About the effects of being able to easily identify the top posters on Ello: I just want to say, as a placeholder for something I should really say, that all social systems have inequality, and that one of the inequalities is 'who recognizes who.'
That pattern is a side-effect of human life at any supra-tribal scale, and it always obeys some power-law-ish distribution. (A few widely recognized individuals, a majority of sparsely recognized ones.) At a glance at some of the user lists, Ello is already there, with preferential connectivity having put Ello's creators at the top ranks of that distribution.
That this inequality is universal does not mean that any inequality is the same as any other one. Power law distributions have slopes, and the steeper the slope, as graphed, the greater the inequality is.
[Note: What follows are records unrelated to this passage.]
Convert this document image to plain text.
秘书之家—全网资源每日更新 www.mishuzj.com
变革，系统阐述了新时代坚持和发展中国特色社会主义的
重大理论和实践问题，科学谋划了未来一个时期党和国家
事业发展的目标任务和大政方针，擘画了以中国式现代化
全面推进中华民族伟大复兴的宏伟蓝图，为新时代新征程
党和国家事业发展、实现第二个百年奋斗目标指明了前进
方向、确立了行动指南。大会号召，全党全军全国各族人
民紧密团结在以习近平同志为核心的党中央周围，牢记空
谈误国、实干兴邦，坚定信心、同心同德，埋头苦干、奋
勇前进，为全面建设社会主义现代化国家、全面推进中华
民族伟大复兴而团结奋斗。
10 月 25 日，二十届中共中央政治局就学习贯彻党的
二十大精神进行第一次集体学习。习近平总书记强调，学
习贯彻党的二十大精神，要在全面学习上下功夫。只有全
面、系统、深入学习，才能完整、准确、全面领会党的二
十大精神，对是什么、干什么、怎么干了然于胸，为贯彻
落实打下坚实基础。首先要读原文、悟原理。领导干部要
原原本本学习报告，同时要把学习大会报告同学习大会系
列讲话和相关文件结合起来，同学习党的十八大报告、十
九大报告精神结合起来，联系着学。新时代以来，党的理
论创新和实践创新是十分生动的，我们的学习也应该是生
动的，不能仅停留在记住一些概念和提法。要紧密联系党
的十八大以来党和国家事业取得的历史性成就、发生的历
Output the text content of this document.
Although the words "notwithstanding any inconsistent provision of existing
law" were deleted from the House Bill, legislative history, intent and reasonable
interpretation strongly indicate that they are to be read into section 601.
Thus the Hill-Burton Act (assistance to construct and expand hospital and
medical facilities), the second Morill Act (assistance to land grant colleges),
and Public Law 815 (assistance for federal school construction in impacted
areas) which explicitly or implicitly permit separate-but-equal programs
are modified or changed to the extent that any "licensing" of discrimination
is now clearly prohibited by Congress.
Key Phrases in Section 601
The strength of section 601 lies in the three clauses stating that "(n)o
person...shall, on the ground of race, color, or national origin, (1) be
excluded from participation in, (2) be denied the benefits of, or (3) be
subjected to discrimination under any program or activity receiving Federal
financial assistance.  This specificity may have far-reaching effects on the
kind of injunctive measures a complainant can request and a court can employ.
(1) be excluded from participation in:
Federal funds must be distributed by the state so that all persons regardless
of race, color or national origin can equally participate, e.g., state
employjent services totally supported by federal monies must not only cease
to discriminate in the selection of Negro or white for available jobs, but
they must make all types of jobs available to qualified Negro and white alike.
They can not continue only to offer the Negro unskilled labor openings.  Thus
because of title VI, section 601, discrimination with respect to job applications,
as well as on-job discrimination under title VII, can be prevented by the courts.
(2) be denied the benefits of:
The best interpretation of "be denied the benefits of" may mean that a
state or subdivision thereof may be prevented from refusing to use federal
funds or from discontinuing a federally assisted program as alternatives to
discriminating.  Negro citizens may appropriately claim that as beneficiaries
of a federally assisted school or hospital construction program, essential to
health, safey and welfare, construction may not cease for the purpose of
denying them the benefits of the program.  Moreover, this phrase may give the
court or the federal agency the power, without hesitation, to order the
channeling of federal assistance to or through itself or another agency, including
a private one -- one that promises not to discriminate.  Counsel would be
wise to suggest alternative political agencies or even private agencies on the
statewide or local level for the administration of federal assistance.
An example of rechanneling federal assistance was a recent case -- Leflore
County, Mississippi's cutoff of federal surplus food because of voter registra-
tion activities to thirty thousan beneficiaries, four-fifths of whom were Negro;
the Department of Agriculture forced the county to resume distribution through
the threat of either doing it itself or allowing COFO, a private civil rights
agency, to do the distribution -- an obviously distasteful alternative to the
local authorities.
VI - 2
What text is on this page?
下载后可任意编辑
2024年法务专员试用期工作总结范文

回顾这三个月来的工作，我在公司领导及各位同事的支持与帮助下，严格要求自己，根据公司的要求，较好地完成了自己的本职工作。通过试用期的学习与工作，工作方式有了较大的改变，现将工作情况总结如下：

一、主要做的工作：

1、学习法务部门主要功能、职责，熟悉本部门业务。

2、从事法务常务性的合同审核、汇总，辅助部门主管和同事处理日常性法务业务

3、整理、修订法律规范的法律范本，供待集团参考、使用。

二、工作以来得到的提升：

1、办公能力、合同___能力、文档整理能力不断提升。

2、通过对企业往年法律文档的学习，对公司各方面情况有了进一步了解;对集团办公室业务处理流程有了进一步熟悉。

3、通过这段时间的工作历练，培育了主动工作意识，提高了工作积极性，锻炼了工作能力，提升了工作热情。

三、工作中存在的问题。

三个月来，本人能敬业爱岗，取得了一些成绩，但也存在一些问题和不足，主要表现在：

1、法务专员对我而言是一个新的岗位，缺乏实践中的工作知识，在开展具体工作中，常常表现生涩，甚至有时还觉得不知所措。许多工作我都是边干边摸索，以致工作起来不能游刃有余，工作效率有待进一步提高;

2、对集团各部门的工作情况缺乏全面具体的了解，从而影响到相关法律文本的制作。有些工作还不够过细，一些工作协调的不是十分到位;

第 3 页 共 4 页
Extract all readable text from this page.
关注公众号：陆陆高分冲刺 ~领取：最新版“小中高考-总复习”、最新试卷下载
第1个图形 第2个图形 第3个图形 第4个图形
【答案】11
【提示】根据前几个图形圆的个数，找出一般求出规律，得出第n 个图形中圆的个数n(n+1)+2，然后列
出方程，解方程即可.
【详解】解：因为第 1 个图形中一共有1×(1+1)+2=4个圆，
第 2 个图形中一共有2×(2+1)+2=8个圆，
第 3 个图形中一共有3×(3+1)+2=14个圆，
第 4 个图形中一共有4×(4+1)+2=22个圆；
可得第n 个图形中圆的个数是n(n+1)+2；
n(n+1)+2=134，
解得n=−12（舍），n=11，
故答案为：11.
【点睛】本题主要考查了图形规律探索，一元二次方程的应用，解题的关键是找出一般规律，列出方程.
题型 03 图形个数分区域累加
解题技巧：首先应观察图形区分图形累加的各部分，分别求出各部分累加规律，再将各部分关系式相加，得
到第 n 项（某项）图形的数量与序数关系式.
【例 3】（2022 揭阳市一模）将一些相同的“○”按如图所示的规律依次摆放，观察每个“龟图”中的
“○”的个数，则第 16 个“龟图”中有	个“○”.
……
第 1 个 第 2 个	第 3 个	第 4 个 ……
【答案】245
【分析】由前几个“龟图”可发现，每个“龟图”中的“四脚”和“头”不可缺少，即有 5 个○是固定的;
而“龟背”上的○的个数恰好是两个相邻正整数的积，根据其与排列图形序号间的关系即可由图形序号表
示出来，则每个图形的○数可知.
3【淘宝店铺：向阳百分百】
When I advocate for making social search hard, I am not saying "...so that Ello will be a land of pure equality, where rainbow-flavored unicorns cavort in the comments." I am saying "...so that Ello does not become so unequal that people like @warrenellis leave."
One common reaction to my advocacy of an intentionally hard pattern has been to say "I don't think you can stop the rich-get-richer phenomenon." This is exactly right, and I'd never advocate stopping it. What you can get, though, is an equilibrium where the slope is flatter or steeper. And from my pov, a lot of what has made Ello interesting is that the slope is (has been) fairly flat.
Ellis was clearly enjoying a world where he was an interesting guy, and not The Famous Warren Ellis, because how many public places are there for him on the internet where he can be the latter? Approximately all of them. And how many public places are like the former? Zero for a long time, then one for a few weeks, and now back to zero again.
And when he left, I thought "Oh god, I hope he's wrong and not just prescient."